DAYVEON by American director-composer Amman Abbasi is screening in Berlinale Forum and is also cross-sectioned with Generation 14+. It seems as though the director himself wasn’t quite sure whether he wanted to make a slice-of-life art film or a coming-of-age drama. The film depicts the 13-year-old boy Dayveon living near Little Rock, Arkansas, who, having lost his brother in a gang-related shoot-out, lives with his sister’s family. He spends his time as most of the boys his age do: riding bicycles, playing video games, scrolling on their phones, smoking blunts. However, in this poverty-stricken rural environment, free time also involves joining a local gang.

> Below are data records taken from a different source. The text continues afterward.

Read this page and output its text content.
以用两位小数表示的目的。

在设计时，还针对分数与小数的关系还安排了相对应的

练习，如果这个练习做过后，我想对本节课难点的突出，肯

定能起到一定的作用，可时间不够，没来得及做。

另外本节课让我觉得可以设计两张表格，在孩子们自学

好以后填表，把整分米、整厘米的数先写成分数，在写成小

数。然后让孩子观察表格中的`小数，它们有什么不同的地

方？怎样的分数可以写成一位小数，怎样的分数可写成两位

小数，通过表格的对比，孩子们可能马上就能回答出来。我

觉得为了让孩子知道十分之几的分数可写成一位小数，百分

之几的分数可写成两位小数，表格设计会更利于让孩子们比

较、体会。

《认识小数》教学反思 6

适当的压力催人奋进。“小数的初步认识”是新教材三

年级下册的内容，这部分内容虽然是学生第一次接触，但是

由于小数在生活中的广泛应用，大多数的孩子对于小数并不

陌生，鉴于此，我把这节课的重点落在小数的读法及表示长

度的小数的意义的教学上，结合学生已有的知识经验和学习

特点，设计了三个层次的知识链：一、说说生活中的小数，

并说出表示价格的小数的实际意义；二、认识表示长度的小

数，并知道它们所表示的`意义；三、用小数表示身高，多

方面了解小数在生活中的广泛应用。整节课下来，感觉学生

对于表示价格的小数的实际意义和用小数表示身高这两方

The cinematographic portrayal of Dayveon and those close to him, well-executed by DOP Dustin Lane, mixes a documentary approach with a stylized blurring in and out in scenes of movement, as well as playing with natural light by illuminating faces or various interior spaces. On the other hand, the 4:3 Academy ratio framing works well with symmetrical compositions of bodies in small rooms, as well as with the many close-ups which emphasize the personal perspective that the film adopts. The close-ups often completely cut-out the surroundings and the camera lingers on characters’ faces or even parts of their faces which brings intimacy to these characters portrayed by non-professional actors. Their introspective expressions are highlighted within these everyday scenes.
Rather than the typical depiction of urban gang-violence, refreshingly, Abbasi chooses to focus on teenage gangs within a rural environment. For research, the director workshopped the script with several boys involved in gangs, however the film would have worked better without the all too familiar narrative tropes. There are many clichés that appear in the otherwise casual dialogues, and the melodramatic Yann Tiersen-like piano score feels like Abbasi is instructing us on how to feel. The ongoing metaphor of swarming bees, the interpretation of which preoccupied the audience during the Q&A, didn’t seem to get its point across either. All in all, the realistic violence and threatening atmosphere together with the poetic cinematography would suffice – they are effective on their own and do not need to be explained through the one-dimensional script which should either be more unconventional or completely minimized.